The company recently told investors it was “delayed from where we thought we’d be”, citing shortages of raw materials and production issues, but it further dampened expectations in comments to TND.

When will Australia get Novavax?

Novavax is undergoing a ‘rolling review’ by Australia’s Therapeutic Goods Administration but has not been officially approved.

The company spokesperson said they were unable to say when official paperwork would even be lodged for consideration.

“Timing of approval is still the subject of discussions with the regulatory authorities,” they said.

The company said it couldn’t provide “specific estimates” on delivery but was optimistic doses would arrive in Australia in 2021.

“We are confident that we are well positioned to meet our global manufacturing targets for the second half of this year and to complete our global regulatory submissions in the third quarter,” the Novavax spokesperson said.

Health Minister Greg Hunt. Photo: AAP

They wouldn’t comment on when the first doses may be shipped, but said Novavax hoped to produce 100 million global doses per month by October and 150 million per month by the end of 2021.

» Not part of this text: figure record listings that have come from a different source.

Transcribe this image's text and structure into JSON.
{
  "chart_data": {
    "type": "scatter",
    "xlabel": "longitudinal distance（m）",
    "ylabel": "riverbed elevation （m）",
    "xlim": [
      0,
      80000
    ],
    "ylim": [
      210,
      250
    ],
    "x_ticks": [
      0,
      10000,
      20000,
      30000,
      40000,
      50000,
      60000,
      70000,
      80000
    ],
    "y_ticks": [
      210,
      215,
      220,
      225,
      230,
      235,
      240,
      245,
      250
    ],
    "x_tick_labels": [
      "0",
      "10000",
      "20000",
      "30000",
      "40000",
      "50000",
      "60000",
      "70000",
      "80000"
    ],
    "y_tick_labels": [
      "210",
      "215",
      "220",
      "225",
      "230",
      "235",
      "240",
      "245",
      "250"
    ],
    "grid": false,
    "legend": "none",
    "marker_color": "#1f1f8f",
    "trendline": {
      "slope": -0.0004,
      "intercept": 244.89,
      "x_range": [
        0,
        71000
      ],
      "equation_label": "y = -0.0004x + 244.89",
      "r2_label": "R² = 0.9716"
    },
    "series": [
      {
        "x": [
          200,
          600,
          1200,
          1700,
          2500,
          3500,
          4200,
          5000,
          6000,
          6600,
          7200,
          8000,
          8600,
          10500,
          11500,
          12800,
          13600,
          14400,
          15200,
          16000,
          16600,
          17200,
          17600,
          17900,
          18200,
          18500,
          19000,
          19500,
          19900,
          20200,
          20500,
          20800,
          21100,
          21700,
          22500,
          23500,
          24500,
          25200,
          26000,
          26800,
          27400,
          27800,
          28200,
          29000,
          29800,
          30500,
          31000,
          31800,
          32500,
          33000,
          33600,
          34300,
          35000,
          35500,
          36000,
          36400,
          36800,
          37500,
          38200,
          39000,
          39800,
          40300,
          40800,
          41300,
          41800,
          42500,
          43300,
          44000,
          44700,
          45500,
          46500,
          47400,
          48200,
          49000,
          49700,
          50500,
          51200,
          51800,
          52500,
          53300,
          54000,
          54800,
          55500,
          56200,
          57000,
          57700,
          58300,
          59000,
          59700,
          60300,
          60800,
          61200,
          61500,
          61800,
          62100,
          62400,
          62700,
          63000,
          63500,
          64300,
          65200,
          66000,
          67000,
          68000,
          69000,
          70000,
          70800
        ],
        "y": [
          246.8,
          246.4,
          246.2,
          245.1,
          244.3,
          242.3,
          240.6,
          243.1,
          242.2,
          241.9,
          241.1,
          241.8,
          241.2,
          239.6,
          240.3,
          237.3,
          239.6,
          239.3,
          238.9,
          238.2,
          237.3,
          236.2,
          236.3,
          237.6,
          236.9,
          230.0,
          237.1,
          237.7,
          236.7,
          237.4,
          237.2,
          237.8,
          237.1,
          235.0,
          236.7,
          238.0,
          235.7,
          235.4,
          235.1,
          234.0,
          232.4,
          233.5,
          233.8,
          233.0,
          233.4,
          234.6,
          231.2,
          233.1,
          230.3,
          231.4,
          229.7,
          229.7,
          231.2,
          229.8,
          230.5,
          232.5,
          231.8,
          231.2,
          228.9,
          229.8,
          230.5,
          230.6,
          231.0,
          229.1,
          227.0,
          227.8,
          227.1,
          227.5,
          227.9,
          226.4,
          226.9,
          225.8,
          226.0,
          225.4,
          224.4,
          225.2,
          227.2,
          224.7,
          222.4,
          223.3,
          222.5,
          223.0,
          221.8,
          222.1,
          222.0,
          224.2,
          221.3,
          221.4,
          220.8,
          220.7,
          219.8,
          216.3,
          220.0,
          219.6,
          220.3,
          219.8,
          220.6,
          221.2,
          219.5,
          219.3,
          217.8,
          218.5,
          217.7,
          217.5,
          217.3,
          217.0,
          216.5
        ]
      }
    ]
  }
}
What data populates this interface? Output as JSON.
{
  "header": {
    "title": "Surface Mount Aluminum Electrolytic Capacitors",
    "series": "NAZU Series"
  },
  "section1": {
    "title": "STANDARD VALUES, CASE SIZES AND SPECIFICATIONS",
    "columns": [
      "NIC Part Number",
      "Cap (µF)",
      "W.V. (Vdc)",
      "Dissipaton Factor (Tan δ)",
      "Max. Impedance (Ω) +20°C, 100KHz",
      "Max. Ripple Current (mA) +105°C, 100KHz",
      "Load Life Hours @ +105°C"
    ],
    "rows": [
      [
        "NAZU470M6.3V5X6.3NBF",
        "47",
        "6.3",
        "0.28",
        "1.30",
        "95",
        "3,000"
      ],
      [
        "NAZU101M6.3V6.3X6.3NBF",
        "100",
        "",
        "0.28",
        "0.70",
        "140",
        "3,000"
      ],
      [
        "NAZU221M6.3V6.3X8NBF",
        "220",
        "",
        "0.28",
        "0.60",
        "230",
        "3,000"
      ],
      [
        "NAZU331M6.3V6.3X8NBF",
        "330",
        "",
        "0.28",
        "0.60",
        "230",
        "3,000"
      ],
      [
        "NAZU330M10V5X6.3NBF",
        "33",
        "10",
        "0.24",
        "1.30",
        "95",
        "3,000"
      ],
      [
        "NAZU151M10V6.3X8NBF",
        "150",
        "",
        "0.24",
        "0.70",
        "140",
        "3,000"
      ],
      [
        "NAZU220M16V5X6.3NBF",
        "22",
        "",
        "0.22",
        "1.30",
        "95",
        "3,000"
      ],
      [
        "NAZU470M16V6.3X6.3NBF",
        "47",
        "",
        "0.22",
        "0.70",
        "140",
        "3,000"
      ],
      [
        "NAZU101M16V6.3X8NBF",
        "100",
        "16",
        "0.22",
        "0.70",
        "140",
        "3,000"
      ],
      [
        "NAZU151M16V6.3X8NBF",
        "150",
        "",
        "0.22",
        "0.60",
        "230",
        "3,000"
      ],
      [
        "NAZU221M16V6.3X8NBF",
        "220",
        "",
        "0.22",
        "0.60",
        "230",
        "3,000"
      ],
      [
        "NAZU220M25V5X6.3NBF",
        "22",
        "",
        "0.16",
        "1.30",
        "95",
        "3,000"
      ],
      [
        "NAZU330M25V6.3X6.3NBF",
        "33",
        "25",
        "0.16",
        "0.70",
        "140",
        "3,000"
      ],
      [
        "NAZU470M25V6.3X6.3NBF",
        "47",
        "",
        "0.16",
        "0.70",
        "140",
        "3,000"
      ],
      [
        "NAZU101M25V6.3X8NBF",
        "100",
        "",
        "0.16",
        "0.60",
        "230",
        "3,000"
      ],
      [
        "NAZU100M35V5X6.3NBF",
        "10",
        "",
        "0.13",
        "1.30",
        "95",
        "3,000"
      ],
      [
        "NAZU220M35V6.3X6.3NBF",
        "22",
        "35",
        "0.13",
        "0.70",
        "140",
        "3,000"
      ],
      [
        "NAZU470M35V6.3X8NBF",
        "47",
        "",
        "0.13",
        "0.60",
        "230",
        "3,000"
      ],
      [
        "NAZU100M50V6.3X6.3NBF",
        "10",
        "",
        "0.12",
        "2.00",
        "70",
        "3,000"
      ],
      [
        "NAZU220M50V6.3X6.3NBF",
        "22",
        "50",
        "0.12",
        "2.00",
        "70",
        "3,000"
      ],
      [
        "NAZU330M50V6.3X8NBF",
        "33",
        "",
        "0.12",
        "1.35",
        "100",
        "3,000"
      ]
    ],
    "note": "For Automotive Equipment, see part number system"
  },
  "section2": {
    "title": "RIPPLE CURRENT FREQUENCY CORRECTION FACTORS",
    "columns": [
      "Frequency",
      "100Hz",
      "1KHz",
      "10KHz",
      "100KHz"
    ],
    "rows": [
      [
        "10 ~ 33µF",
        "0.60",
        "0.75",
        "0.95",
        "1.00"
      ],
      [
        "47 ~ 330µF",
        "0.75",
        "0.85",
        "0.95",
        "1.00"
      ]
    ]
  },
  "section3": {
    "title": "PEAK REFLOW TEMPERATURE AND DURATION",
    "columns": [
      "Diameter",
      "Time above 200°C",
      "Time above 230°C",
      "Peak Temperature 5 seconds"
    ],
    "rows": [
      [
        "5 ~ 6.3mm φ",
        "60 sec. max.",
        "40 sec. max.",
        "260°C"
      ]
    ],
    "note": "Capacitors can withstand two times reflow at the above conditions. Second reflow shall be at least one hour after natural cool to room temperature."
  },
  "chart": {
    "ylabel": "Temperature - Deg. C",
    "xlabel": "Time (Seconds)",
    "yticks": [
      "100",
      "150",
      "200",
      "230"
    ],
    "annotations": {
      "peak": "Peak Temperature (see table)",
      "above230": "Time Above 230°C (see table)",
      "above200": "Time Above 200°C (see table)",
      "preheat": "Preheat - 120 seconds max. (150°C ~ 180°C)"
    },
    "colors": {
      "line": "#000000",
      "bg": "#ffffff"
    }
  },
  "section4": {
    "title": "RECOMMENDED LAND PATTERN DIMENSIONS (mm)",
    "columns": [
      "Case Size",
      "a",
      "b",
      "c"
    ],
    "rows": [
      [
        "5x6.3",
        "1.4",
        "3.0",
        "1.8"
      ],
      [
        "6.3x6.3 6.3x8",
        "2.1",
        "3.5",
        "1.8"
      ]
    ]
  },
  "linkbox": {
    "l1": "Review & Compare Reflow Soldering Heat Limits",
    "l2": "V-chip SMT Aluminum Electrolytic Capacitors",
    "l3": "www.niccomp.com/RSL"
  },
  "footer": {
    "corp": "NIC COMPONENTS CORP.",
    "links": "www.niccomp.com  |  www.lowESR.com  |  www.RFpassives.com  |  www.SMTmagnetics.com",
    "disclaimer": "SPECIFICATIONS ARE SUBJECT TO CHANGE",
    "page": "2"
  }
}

On Sunday Mr Hunt said he still expected Novavax would be available “subject to supply, later in the year”.

On May 13, Mr Hunt said the government had “very conservative expectations” on Novavax’s arrival.

“We’re always planning for contingencies,” he said.

“We’ve prepared … Novavax as a contingency in case something were to happen with Pfizer or Moderna.”

Australia also has contracts for 100 million doses of Pfizer, AstraZeneca and Moderna to arrive in 2021.

Another 15 million Moderna doses are expected in 2022.

AstraZeneca confidence urged in Australia

On Sunday, Mr Hunt said he was buoyed by accelerating vaccination figures in Australia, with more than 500,000 jabs last week taking the country’s overall total to 3.6 million.

In response to rising concerns about vaccine hesitancy, and reports from doctors that some patients wish to wait for vaccines other than AstraZeneca, Mr Hunt gave a stark warning.

“Please come forward. If you are not vaccinated, and you catch COVID, you could die, it’s as simple as that,” he said.

“We do not want anybody to wait. Do not wait to be vaccinated if you are eligible … If you do wait, you put yourself and your family at risk.”

Last week, real-world data showed AstraZeneca has huge benefits in reducing death and illness, and blood clot issues arose in just one in every 100,000 vaccinations.

Novavax is expanding new production sites in South Korea, but potential on-shore manufacturing in Australia is still some way off.

Melbourne’s CSL, which is currently making AstraZeneca, says it can’t produce both vaccines at the same time.

And although Novavax’s boss John Trizzino told the Nine newspapers he would “love to have a manufacturing facility in Australia”, a company spokesperson told TND it would “focus on producing doses in the sites that are already in place” for the time being.